Behavior trees move from top to bottom, left to right. Behavior tree tasks can return a status of running, success, or failure. The next task is determined by this execution status. Lets start with a small example:

The numeric comment next to the task indicates the order that the task is traversed. In this example the Sequence task is parented to four Return Status tasks. The purpose of the Sequence task is to traverse through its children from left to right. It will only continue if the child task returns a task status of success. In this example the tasks with the “2” and “3” comments return success while the task with “4” returns failure. The Sequence task stops executing when it reaches the failure status and passes this status onto the parent task. Because there is no parent task the tree ends.

This tree is really similar to the first tree, except instead of a Sequence task the starting task is now a Selector. The behavior traversal order is still the same, but instead of the Selector stopping when a child returns a failure status is return it will instead stop when a child returns a success status. The execution order is still the same even though the return status is different.
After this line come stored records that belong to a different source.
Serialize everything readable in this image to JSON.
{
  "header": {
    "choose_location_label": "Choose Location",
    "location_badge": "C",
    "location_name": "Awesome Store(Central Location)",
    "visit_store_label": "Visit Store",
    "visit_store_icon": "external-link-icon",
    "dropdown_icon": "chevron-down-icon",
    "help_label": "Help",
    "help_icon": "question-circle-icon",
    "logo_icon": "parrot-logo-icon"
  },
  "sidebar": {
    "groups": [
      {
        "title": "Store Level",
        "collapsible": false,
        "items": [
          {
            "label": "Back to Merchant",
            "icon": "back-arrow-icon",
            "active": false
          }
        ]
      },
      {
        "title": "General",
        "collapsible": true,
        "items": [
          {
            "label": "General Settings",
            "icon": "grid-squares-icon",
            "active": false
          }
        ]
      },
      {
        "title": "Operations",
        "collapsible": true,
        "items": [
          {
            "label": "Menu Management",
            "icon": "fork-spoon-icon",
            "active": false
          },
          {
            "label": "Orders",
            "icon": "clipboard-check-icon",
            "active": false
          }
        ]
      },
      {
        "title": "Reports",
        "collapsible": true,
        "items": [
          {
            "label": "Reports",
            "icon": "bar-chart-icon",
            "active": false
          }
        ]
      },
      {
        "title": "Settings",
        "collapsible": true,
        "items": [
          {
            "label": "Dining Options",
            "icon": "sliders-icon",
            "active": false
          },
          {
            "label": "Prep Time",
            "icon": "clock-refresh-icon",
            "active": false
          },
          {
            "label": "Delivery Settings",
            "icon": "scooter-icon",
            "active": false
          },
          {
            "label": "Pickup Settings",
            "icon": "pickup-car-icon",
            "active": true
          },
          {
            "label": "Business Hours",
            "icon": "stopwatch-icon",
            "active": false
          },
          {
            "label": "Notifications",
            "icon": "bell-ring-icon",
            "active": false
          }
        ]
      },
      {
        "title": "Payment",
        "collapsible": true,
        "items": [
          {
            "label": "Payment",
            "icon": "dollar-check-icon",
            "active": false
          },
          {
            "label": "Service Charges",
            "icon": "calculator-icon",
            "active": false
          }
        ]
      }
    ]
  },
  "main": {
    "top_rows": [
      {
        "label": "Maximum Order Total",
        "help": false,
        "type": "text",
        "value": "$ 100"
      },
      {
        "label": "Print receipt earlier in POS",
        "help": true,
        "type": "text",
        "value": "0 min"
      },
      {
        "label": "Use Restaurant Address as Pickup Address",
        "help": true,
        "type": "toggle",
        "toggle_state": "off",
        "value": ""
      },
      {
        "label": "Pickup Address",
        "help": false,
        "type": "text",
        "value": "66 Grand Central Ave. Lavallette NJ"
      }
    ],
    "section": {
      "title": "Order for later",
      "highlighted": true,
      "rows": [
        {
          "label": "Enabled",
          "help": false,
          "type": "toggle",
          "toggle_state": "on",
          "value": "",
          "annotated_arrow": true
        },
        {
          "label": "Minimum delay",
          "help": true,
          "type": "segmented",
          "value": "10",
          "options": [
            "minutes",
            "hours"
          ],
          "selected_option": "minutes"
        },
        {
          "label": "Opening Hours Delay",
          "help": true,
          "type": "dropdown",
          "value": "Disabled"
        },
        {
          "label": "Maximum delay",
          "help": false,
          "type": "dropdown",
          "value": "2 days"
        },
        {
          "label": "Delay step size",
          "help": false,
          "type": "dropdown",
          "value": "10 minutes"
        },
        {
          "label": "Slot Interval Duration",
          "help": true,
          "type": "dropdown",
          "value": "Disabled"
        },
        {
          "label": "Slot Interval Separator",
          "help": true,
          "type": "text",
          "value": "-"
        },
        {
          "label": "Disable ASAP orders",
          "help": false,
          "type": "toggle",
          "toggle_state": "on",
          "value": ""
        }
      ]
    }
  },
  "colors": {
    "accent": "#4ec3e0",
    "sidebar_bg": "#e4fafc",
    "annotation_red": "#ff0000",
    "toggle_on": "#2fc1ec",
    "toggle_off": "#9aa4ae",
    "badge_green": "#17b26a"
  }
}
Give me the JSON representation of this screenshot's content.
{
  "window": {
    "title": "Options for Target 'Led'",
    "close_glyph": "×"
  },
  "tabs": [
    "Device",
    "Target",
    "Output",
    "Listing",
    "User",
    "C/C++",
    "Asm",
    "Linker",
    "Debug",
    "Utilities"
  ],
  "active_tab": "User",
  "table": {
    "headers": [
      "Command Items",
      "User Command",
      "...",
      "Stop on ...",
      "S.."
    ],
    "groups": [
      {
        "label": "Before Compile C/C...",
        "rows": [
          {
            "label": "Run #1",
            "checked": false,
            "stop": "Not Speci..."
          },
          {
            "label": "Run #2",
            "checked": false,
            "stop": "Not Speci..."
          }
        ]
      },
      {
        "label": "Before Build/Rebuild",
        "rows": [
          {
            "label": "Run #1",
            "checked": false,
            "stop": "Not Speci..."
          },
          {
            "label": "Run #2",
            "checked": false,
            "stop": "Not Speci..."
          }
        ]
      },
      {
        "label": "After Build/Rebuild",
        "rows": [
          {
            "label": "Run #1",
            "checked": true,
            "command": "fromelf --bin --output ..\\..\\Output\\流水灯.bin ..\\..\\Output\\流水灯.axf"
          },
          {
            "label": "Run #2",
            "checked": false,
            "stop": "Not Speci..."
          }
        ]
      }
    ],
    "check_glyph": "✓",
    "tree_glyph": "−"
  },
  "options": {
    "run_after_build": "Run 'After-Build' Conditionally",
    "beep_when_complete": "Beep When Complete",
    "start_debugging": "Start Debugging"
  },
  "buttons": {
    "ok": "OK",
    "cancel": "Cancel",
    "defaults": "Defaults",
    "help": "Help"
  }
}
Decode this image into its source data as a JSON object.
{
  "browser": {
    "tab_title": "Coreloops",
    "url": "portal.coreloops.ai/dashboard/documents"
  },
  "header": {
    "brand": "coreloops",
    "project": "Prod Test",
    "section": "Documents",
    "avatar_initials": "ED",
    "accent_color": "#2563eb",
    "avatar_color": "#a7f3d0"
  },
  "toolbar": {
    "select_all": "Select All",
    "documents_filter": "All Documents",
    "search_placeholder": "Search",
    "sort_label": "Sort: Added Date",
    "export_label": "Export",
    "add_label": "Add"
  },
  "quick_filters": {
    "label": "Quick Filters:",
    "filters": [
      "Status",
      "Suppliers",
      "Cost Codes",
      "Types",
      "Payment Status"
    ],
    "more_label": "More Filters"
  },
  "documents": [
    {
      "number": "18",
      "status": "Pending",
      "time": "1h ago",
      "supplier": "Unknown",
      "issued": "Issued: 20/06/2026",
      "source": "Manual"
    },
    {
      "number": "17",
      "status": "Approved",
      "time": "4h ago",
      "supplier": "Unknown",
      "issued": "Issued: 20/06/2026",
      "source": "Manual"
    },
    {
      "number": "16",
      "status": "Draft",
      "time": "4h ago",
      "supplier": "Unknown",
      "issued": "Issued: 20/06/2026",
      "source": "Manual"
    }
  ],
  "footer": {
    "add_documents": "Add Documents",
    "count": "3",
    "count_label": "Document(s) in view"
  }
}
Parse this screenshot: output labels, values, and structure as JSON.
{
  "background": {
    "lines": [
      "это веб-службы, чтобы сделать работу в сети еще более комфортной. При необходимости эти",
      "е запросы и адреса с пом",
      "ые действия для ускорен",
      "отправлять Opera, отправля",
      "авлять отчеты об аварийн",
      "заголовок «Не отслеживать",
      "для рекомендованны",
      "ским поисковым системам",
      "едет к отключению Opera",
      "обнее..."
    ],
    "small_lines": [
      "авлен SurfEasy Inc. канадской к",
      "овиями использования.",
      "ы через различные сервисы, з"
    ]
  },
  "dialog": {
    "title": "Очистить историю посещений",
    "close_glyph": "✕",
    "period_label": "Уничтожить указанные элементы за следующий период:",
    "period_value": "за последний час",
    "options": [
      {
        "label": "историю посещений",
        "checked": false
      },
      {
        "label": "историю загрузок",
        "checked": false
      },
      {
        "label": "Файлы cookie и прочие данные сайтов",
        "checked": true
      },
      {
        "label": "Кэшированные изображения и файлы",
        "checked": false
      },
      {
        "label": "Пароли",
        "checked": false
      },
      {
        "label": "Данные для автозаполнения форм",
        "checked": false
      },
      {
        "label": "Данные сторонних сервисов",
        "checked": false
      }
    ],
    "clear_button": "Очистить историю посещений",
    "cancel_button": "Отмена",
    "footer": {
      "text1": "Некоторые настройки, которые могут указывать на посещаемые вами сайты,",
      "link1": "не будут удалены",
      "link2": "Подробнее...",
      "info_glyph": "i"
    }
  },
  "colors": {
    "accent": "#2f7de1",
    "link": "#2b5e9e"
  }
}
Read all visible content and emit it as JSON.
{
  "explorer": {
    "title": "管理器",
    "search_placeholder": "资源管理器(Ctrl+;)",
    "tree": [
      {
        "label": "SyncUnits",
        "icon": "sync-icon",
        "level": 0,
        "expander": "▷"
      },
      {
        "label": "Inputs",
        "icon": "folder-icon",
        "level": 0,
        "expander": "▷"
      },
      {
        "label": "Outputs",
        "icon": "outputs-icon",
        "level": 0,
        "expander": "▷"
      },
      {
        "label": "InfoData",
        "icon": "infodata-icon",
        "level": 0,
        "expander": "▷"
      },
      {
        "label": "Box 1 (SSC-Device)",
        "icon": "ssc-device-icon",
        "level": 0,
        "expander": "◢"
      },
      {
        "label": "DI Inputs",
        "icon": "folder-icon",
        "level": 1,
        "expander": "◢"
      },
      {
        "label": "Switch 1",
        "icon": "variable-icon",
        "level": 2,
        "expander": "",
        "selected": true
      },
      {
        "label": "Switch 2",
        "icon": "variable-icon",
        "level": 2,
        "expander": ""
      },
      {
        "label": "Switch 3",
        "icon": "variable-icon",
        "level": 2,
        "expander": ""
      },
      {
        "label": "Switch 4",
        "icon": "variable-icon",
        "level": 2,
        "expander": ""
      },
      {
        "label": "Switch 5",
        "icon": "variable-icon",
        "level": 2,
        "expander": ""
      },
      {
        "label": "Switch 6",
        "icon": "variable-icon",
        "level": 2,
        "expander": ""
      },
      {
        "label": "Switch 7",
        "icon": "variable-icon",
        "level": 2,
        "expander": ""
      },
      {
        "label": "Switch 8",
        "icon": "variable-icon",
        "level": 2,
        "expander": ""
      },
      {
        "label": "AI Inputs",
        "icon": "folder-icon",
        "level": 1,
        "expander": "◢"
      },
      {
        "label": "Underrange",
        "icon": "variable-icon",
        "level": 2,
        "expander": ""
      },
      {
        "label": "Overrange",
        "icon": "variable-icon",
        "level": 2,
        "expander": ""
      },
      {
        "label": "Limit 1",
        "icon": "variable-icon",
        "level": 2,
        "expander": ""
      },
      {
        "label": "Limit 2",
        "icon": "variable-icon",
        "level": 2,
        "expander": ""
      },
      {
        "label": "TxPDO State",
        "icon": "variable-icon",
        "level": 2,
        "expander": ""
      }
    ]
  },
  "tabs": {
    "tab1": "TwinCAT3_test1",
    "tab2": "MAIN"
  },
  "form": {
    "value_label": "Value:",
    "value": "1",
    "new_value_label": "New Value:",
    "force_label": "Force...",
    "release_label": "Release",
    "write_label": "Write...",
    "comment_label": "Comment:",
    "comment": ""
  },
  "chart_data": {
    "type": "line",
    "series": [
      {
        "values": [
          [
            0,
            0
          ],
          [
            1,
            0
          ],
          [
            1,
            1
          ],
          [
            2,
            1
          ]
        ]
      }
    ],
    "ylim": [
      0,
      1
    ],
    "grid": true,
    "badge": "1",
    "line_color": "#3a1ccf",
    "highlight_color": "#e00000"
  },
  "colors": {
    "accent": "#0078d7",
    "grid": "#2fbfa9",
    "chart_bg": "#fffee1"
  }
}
Sequence and Selector tasks are examples of composite tasks: tasks that can have multiple children and determine the execution order of their children.

This is a larger tree but the same behavior tree traversal concepts apply. The tree will traverse from top to bottom, left to right. In this case the tree will evaluate tasks with the comment “1”, “2”, “3”, and “4” before task “4” returns failure. Because of the failure the sequence task does not continue and passes the status up the tree (to the Selector, with the “1” comment). The Selector receives a failure and because it does not stop on a failure it continues to the branch with “6”, “7”, “8”, and “9”. All of these tasks return success so the Sequence task with the “6” comment makes it through all of its children and returns a success status to the Selector.

Up until this point we have worked with action tasks (Return Status) and composite tasks (Sequence/Selector). Another common task type is the conditional task. Conditional tasks are similar to action tasks except they should only return a status of success or failure. They are used to check the game state rather than to modify the game state. In this example the Can Execute? task checks if the branch should execute, and it returns a failure status meaning the branch should not execute. Because the left branch did not execute the top Selector ran the right branch.

The last task type that we have not worked with yet is the decorator task. Decorators modify the return status of their child and in this tree the Return Status task with the “2” comment will ensure the branch always returns a status of success. While the traversal logic doesn’t change the Return Success task did cause the left branch to return a success status preventing the top Selector from needing to continue to the right branch.

One of the advantages of behavior trees are that they can run multiple tasks at the same time. The trees so far have executed in a linear order without multiple tasks running at the same time. The Parallel task is an example composite task that executes its children at the same time. In this tree the left branch has the same execution order as the right branch. These branches still execute top to bottom and left to right, its just that they now do it at the same time as their sibling branches.

With traditional behavior tree implementations they normally reevaluate the entire tree every frame. This is not very efficient and Behavior Designer has a concept called Conditional Aborts which allows you to selectively reevaluate conditional tasks making reevaluation a lot more performance friendly. See the Conditional Aborts page for an in depth discussion on how they work, but in this tree the Can Evaluate? task will be reevaluated every frame allowing the branch to be executed if the status changes:

After some time the Can Evaluate? task changes status which triggers and abort and stops the Idle task. In this situation the behavior tree traversed from right to left, but that’s only because of the conditional abort. If the entire tree was updated every frame it also would have gone into the branch with tasks “3”, “4”, and “5” because Can Evaluate? returned success.

Decorator tasks are responsible for determining the order that their children execute. These type of tasks aren’t as common, but some tasks will change the order from the traditional behavior tree execution order. In this example tree the Random Sequence task will randomly determine an execution order when it starts. As you can see, the first child to execute is the third child from the left rather than the leftmost child. This is useful to add randomness to your behavior tree.

The above concepts are used to create some extremely powerful AI. It can take some time to learn precisely how behavior trees work, but as you are progressing you’ll find that there are some common behavior tree designs that are extremely useful. Take a look at the samples included with Behavior Designer in order to get an idea on how to get started. The videos are also an extremely great resource at showing how the tree is traversed.